Hal lain yang juga membawa dampak terhadap kehidupan demokrasi di negeri ini adalah keputusan Presiden RI Joko Widodo, untuk mengakomodasi berbagai kelompok politik, termasuk anggota partai politik yang kecil, mantan personel militer, dan tokoh agama, masuk dalam kabinetnya. Hal itu sangat kondusif untuk membangun konsensus dan kompromi di antara berbagai kubu kekuatan sosial – politik yang ada di negeri ini.
“Laporan Indeks Demokrasi 2021 EIU itu juga mencerminkan dampak negatif COVID-19 yang berimbas terhadap kehidupan demokrasi dan kebebasan di seluruh dunia selama dua tahun berturut-turut,” ujar Joan.
Dalam laporannya, EIU mengklasifikasikan negara-negara ke dalam empat kategori rezim, yaitu rezim demokrasi penuh (full democracy), rezim demokrasi cacat (flawed democracy), rezim hibrida (hybrid regime), dan rezim otoriter (authoritarian).
Negara-negara dengan skor tertinggi yang disebut di atas dapat dikelompokkan sebagai negara demokrasi penuh, yakni negara dengan sistem pemerintahan yang prima dalam memberikan pelayanan publik, sistem peradilan dan penegakkan hukum yang baik, serta kehidupan media massa yang independen.
Kondisi sebaliknya pada negara-negara yang diklasifikasikan masuk dalam negara dengan rezim otoriter.

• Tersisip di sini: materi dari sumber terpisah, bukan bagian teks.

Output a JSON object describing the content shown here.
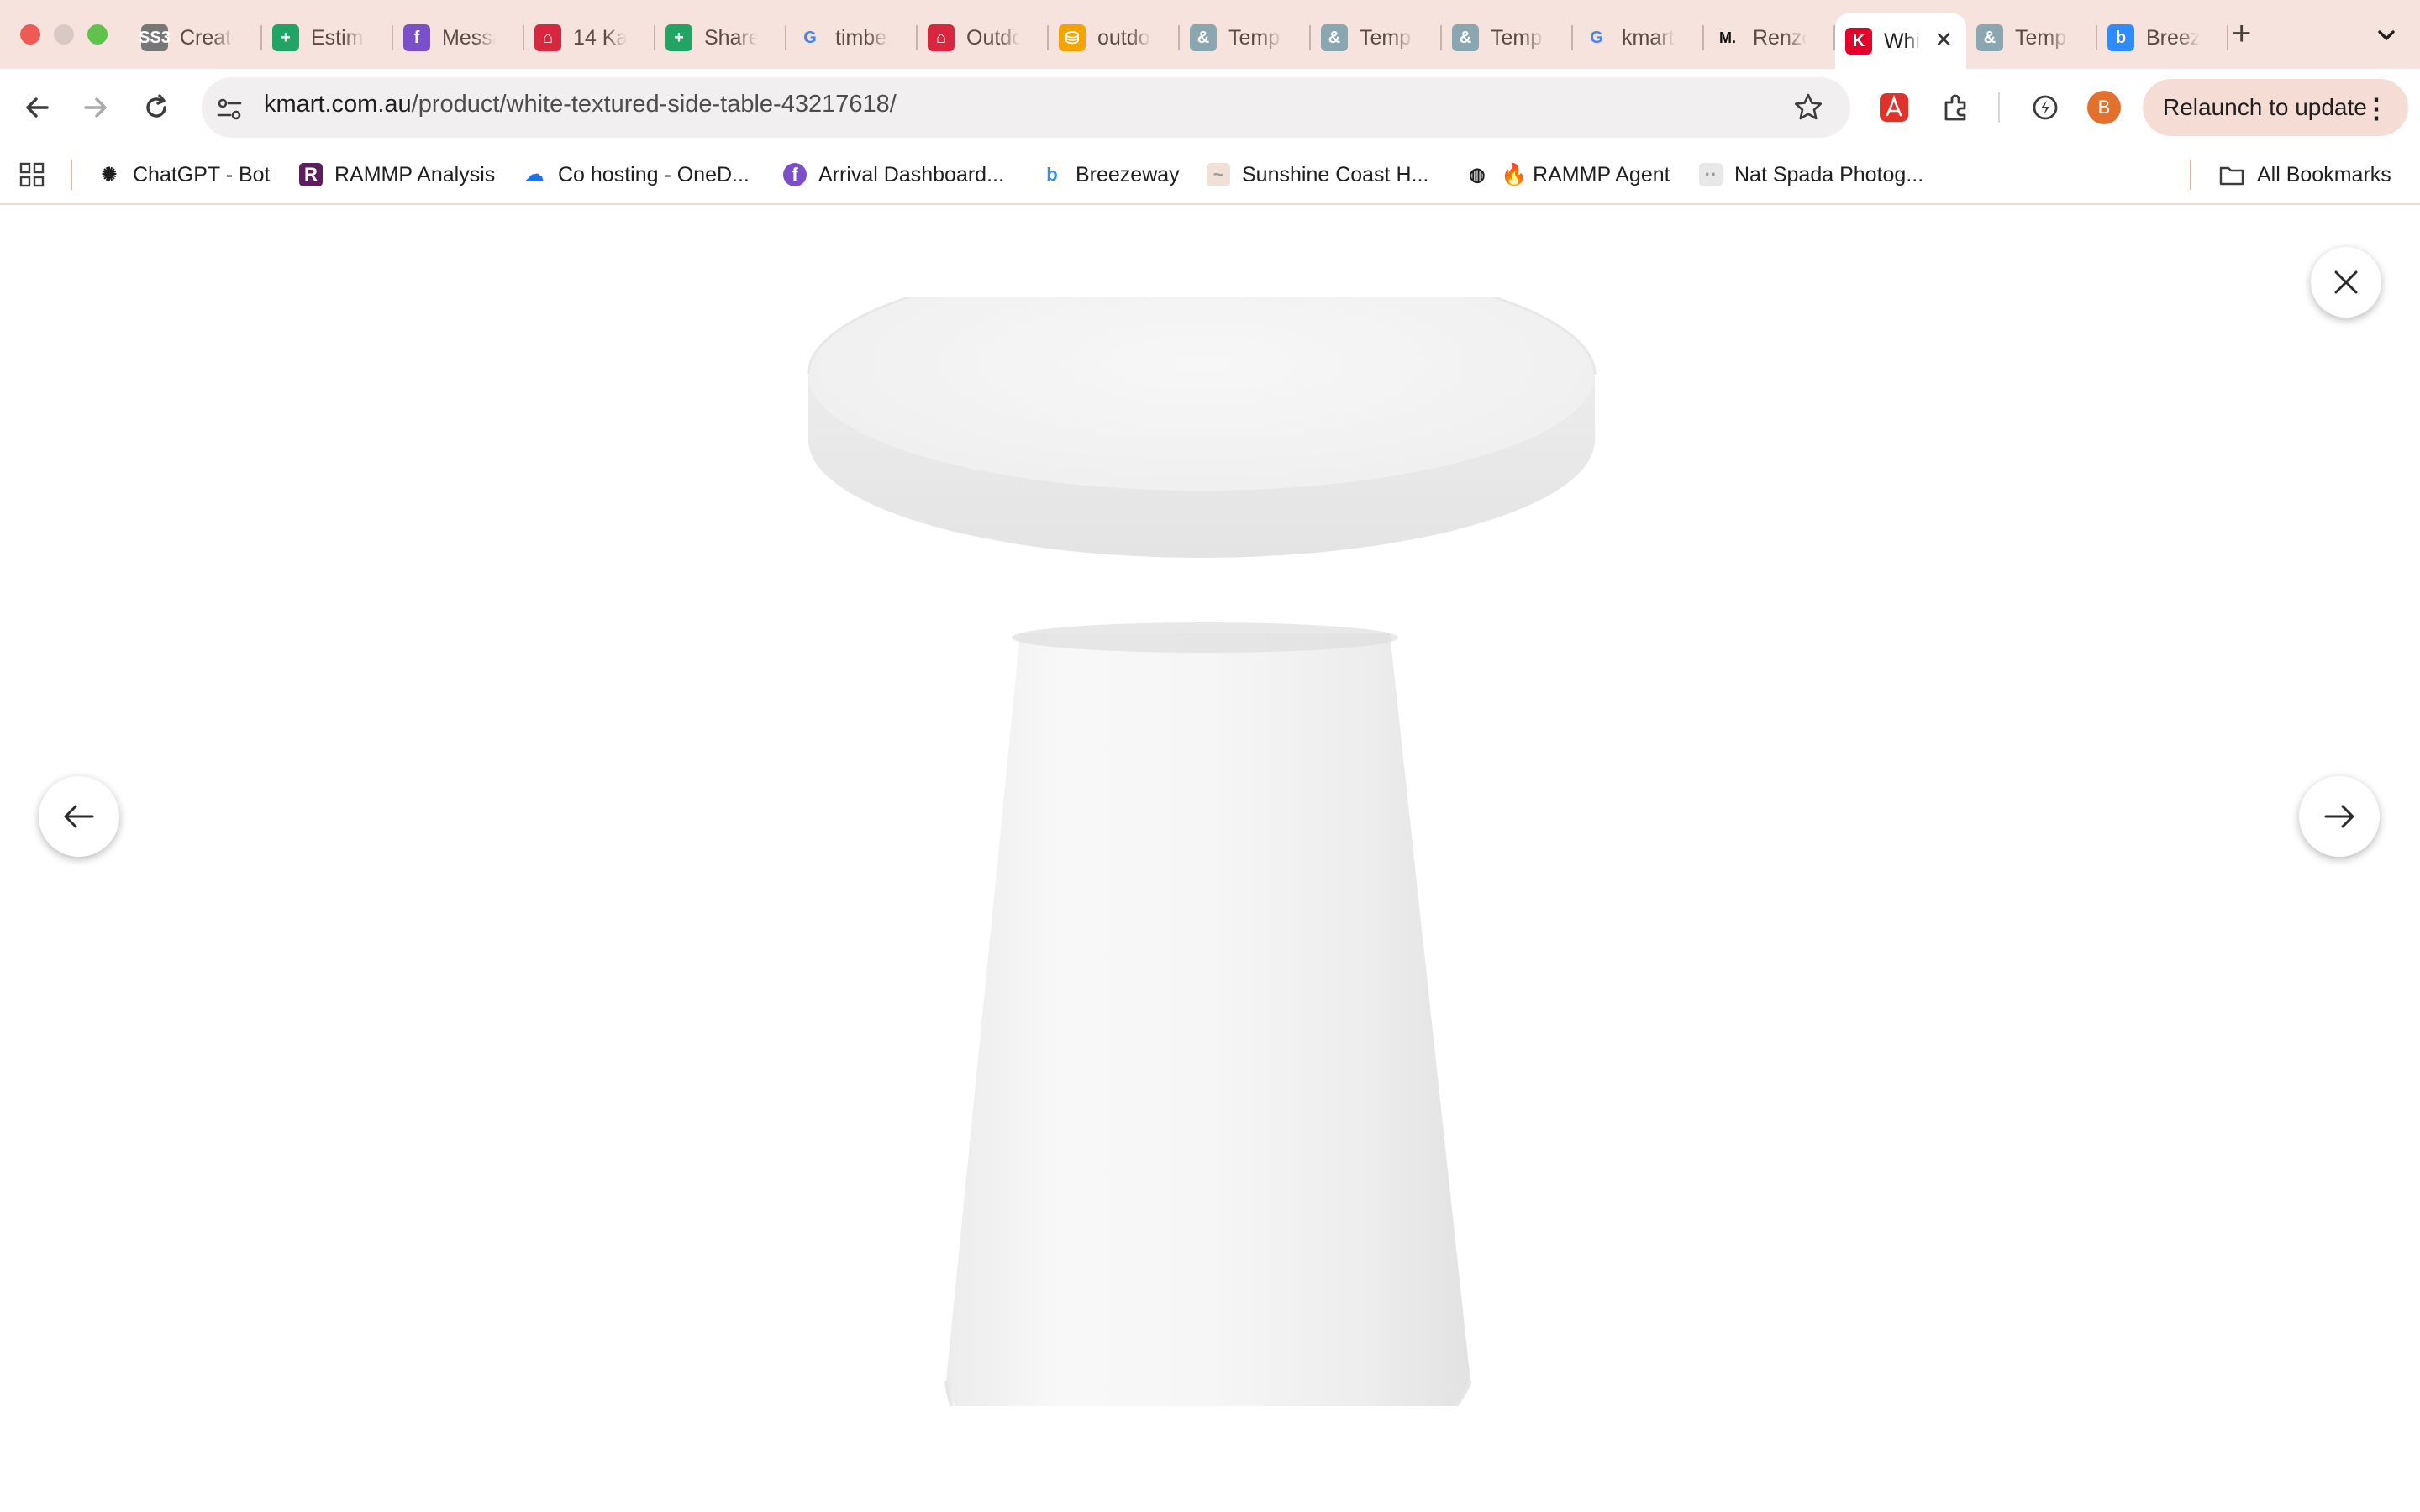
{
  "browser": {
    "tabs": [
      {
        "title": "Create",
        "icon": "ss3-icon",
        "color": "#777777",
        "glyph": "SS3"
      },
      {
        "title": "Estimate",
        "icon": "sheets-icon",
        "color": "#21a464",
        "glyph": "+"
      },
      {
        "title": "Messages",
        "icon": "purple-app-icon",
        "color": "#7b4fc9",
        "glyph": "f"
      },
      {
        "title": "14 Ka",
        "icon": "home-icon",
        "color": "#d7263d",
        "glyph": "⌂"
      },
      {
        "title": "Share",
        "icon": "sheets-icon",
        "color": "#21a464",
        "glyph": "+"
      },
      {
        "title": "timber",
        "icon": "google-icon",
        "color": "#ffffff",
        "glyph": "G"
      },
      {
        "title": "Outdoor",
        "icon": "chair-icon",
        "color": "#d7263d",
        "glyph": "⌂"
      },
      {
        "title": "outdoor",
        "icon": "shopping-icon",
        "color": "#f4a400",
        "glyph": "⛁"
      },
      {
        "title": "Temp",
        "icon": "ampersand-icon",
        "color": "#8aa6b0",
        "glyph": "&"
      },
      {
        "title": "Temp",
        "icon": "ampersand-icon",
        "color": "#8aa6b0",
        "glyph": "&"
      },
      {
        "title": "Temp",
        "icon": "ampersand-icon",
        "color": "#8aa6b0",
        "glyph": "&"
      },
      {
        "title": "kmart",
        "icon": "google-icon",
        "color": "#ffffff",
        "glyph": "G"
      },
      {
        "title": "Renzo",
        "icon": "m-logo-icon",
        "color": "#ffffff",
        "glyph": "M."
      },
      {
        "title": "White",
        "icon": "kmart-icon",
        "color": "#e4002b",
        "glyph": "K",
        "active": true
      },
      {
        "title": "Temp",
        "icon": "ampersand-icon",
        "color": "#8aa6b0",
        "glyph": "&"
      },
      {
        "title": "Breezeway",
        "icon": "breezeway-icon",
        "color": "#2d8cff",
        "glyph": "b"
      }
    ],
    "url_host": "kmart.com.au",
    "url_path": "/product/white-textured-side-table-43217618/",
    "avatar_letter": "B",
    "relaunch_label": "Relaunch to update",
    "bookmarks": [
      {
        "label": "ChatGPT - Bot",
        "icon": "chatgpt-icon",
        "color": "#1f1f1f",
        "glyph": "✺"
      },
      {
        "label": "RAMMP Analysis",
        "icon": "rammp-icon",
        "color": "#5b1f5e",
        "glyph": "R"
      },
      {
        "label": "Co hosting - OneD...",
        "icon": "onedrive-icon",
        "color": "#1a73e8",
        "glyph": "☁"
      },
      {
        "label": "Arrival Dashboard...",
        "icon": "purple-app-icon",
        "color": "#7b4fc9",
        "glyph": "f"
      },
      {
        "label": "Breezeway",
        "icon": "breezeway-icon",
        "color": "#2d8cff",
        "glyph": "b"
      },
      {
        "label": "Sunshine Coast H...",
        "icon": "generic-page-icon",
        "color": "#f0e0d8",
        "glyph": "~"
      },
      {
        "label": "🔥 RAMMP Agent",
        "icon": "globe-icon",
        "color": "#1f1f1f",
        "glyph": "◍"
      },
      {
        "label": "Nat Spada Photog...",
        "icon": "generic-page-icon",
        "color": "#e8e8e8",
        "glyph": "··"
      }
    ],
    "all_bookmarks_label": "All Bookmarks"
  },
  "viewer": {
    "product_image": "white-textured-side-table"
  }
}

Di negara seperti Afghanistan dan Korea Utara praktis tidak ada kehidupan yang demokratis, kekuasaan yang sangat sentralistik, tidak ada penegakan hukum, dan media massa dikontrol sepenuhnya.
EIU juga mengelompokkan Tiongkok di peringkat 148 dengkan skor 2,21 dan Rusia di peringkat 124 dengan skor 3,24 sebagai negara otoriter, bersanding dengan Arab Saudi, Uni Emirat Arab, Oman, Qatar, Bahrain dan Yaman.

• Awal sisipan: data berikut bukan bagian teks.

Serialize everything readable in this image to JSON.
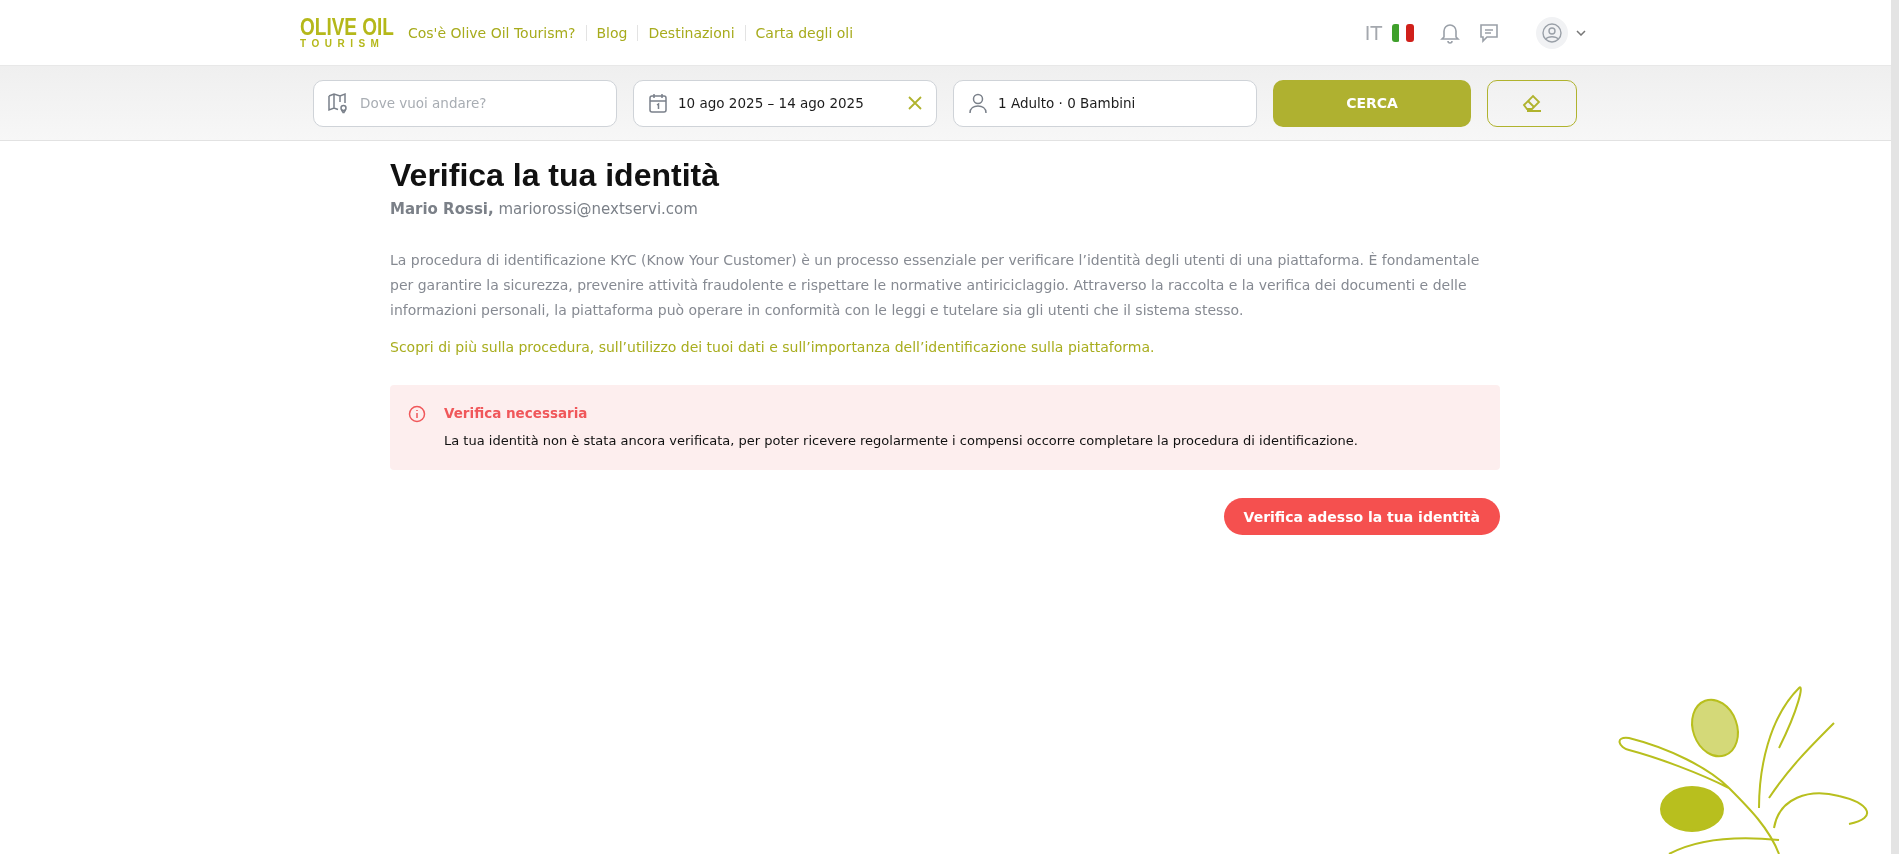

Meski kehidupan demokrasi semakin membaik namun EIU masih mengklasifikasikan Indonesia – termasuk Amerika Serikat dan Spanyol – kedalam kelompok negara dengan predikat demokrasi cacat. Kendati masuk dalam kategori demokrasi cacat, Indonesia tercatat sudah memiliki sistem pelaksanaan pemilihan umum yang bebas dan adil, serta menghormati kebebasan sipil.

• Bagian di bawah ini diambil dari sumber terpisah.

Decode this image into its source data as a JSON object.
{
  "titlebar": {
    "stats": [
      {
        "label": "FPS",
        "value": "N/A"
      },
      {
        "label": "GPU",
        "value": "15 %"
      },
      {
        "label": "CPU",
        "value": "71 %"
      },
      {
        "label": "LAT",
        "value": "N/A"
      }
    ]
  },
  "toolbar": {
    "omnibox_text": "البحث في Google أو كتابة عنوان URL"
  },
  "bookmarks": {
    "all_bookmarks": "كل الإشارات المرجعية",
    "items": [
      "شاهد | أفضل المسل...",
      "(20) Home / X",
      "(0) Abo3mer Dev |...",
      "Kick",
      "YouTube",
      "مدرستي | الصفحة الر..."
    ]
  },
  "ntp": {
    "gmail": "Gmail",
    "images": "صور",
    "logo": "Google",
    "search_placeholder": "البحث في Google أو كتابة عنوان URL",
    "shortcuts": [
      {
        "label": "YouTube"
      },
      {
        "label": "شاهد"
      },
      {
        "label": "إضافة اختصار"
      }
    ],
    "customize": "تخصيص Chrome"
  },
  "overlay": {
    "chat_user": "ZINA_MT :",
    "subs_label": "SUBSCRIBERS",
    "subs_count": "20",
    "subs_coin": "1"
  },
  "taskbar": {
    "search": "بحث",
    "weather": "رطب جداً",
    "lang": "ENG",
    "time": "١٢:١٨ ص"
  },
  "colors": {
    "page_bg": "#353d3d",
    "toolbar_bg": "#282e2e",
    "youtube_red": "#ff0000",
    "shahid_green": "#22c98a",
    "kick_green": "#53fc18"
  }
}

Menurut EIU Indonesia masih memiliki catatan rapor merah dalam praktik kebebasan pers yang terbatas, budaya politik yang antikritik, dan masih rendahnya partisipasi politik warga.
Namun begitu, seperti kata Gun Gun Heryanto, Direktur Eksekutif The Political Literacy Institute, “Perlu diapresiasi penilaian terhadap iklim demokrasi Indonesia yang terus membaik,’’ katanya.